Features

MFCC

speechpy.feature.mfcc(signal, sampling_frequency, frame_length=0.02, frame_stride=0.01, num_cepstral=13, num_filters=40, fft_length=512, low_frequency=0, high_frequency=None, dc_elimination=True)[source]

Compute MFCC features from an audio signal.

Parameters:
  • signal (array) – the audio signal from which to compute features. Should be an N x 1 array
  • sampling_frequency (int) – the sampling frequency of the signal we are working with.
  • frame_length (float) – the length of each frame in seconds. Default is 0.020s
  • frame_stride (float) – the step between successive frames in seconds. Default is 0.02s (means no overlap)
  • num_filters (int) – the number of filters in the filterbank, default 40.
  • fft_length (int) – number of FFT points. Default is 512.
  • low_frequency (float) – lowest band edge of mel filters. In Hz, default is 0.
  • high_frequency (float) – highest band edge of mel filters. In Hz, default is samplerate/2
  • num_cepstral (int) – Number of cepstral coefficients.
  • dc_elimination (bool) – hIf the first dc component should be eliminated or not.
Returns:

A numpy array of size (num_frames x num_cepstral) containing mfcc features.

Return type:

array

Mel Frequency Energy

speechpy.feature.mfe(signal, sampling_frequency, frame_length=0.02, frame_stride=0.01, num_filters=40, fft_length=512, low_frequency=0, high_frequency=None)[source]

Compute Mel-filterbank energy features from an audio signal.

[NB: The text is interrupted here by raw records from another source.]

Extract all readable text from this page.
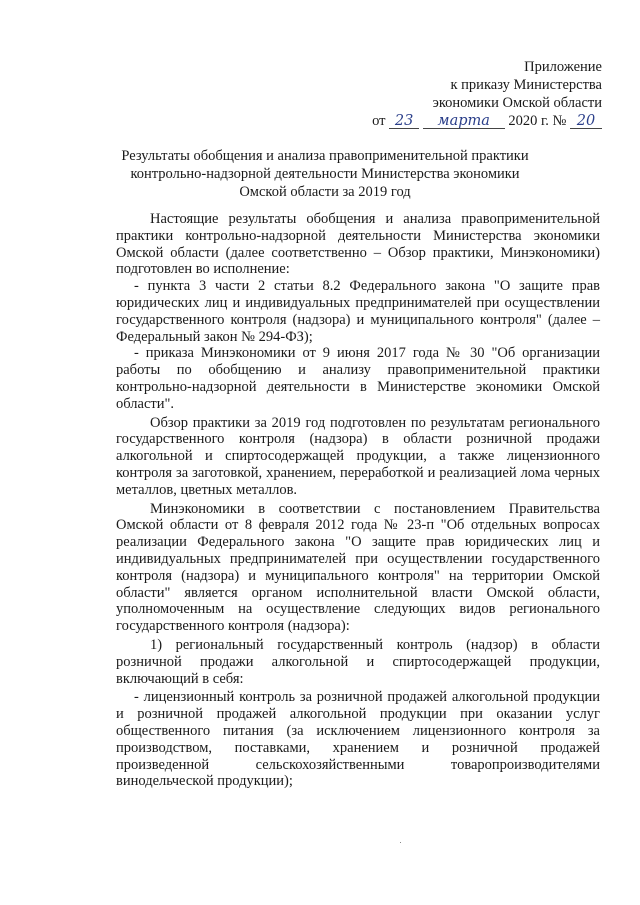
Приложение
к приказу Министерства
экономики Омской области
от 23 марта 2020 г. № 20
Результаты обобщения и анализа правоприменительной практики
контрольно-надзорной деятельности Министерства экономики
Омской области за 2019 год

Настоящие результаты обобщения и анализа правоприменительной практики контрольно-надзорной деятельности Министерства экономики Омской области (далее соответственно – Обзор практики, Минэкономики) подготовлен во исполнение:

- пункта 3 части 2 статьи 8.2 Федерального закона "О защите прав юридических лиц и индивидуальных предпринимателей при осуществлении государственного контроля (надзора) и муниципального контроля" (далее – Федеральный закон № 294-ФЗ);

- приказа Минэкономики от 9 июня 2017 года № 30 "Об организации работы по обобщению и анализу правоприменительной практики контрольно-надзорной деятельности в Министерстве экономики Омской области".

Обзор практики за 2019 год подготовлен по результатам регионального государственного контроля (надзора) в области розничной продажи алкогольной и спиртосодержащей продукции, а также лицензионного контроля за заготовкой, хранением, переработкой и реализацией лома черных металлов, цветных металлов.

Минэкономики в соответствии с постановлением Правительства Омской области от 8 февраля 2012 года № 23-п "Об отдельных вопросах реализации Федерального закона "О защите прав юридических лиц и индивидуальных предпринимателей при осуществлении государственного контроля (надзора) и муниципального контроля" на территории Омской области" является органом исполнительной власти Омской области, уполномоченным на осуществление следующих видов регионального государственного контроля (надзора):

1) региональный государственный контроль (надзор) в области розничной продажи алкогольной и спиртосодержащей продукции, включающий в себя:

- лицензионный контроль за розничной продажей алкогольной продукции и розничной продажей алкогольной продукции при оказании услуг общественного питания (за исключением лицензионного контроля за производством, поставками, хранением и розничной продажей произведенной сельскохозяйственными товаропроизводителями винодельческой продукции);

signal (array): the audio signal from which to compute features. Should be an N x 1 array sampling_frequency (int): the sampling frequency of the signal we are working with. frame_length (float): the length of each frame in seconds. Default is 0.020s frame_stride (float): the step between successive frames in seconds. Default is 0.02s (means no overlap) num_filters (int): the number of filters in the filterbank, default 40. fft_length (int): number of FFT points. Default is 512. low_frequency (float): lowest band edge of mel filters. In Hz, default is 0. high_frequency (float): highest band edge of mel filters. In Hz, default is samplerate/2
Returns:features - the energy of fiterbank: num_frames x num_filters frame_energies. The energy of each frame: num_frames x 1
Return type:array

Log Mel Frequency Energy

speechpy.feature.lmfe(signal, sampling_frequency, frame_length=0.02, frame_stride=0.01, num_filters=40, fft_length=512, low_frequency=0, high_frequency=None)[source]

Compute log Mel-filterbank energy features from an audio signal.

Parameters:
  • signal (array) – the audio signal from which to compute features. Should be an N x 1 array
  • sampling_frequency (int) – the sampling frequency of the signal we are working with.
  • frame_length (float) – the length of each frame in seconds. Default is 0.020s
  • frame_stride (float) – the step between successive frames in seconds. Default is 0.02s (means no overlap)
  • num_filters (int) – the number of filters in the filterbank, default 40.
  • fft_length (int) – number of FFT points. Default is 512.
  • low_frequency (float) – lowest band edge of mel filters. In Hz, default is 0.
  • high_frequency (float) – highest band edge of mel filters. In Hz, default is samplerate/2
Returns:

Features - The energy of fiterbank: num_frames x num_filters

frame_log_energies. The log energy of each frame: num_frames x 1

Return type:

array

Extract Derivative Features

speechpy.feature.extract_derivative_feature(feature)[source]

This function extracts temporal derivative features which are first and second derivatives.

Parameters:feature (array) – The feature vector which its size is: N x M
Returns:The feature cube vector which contains the static, first and second derivative features of size: N x M x 3
Return type:array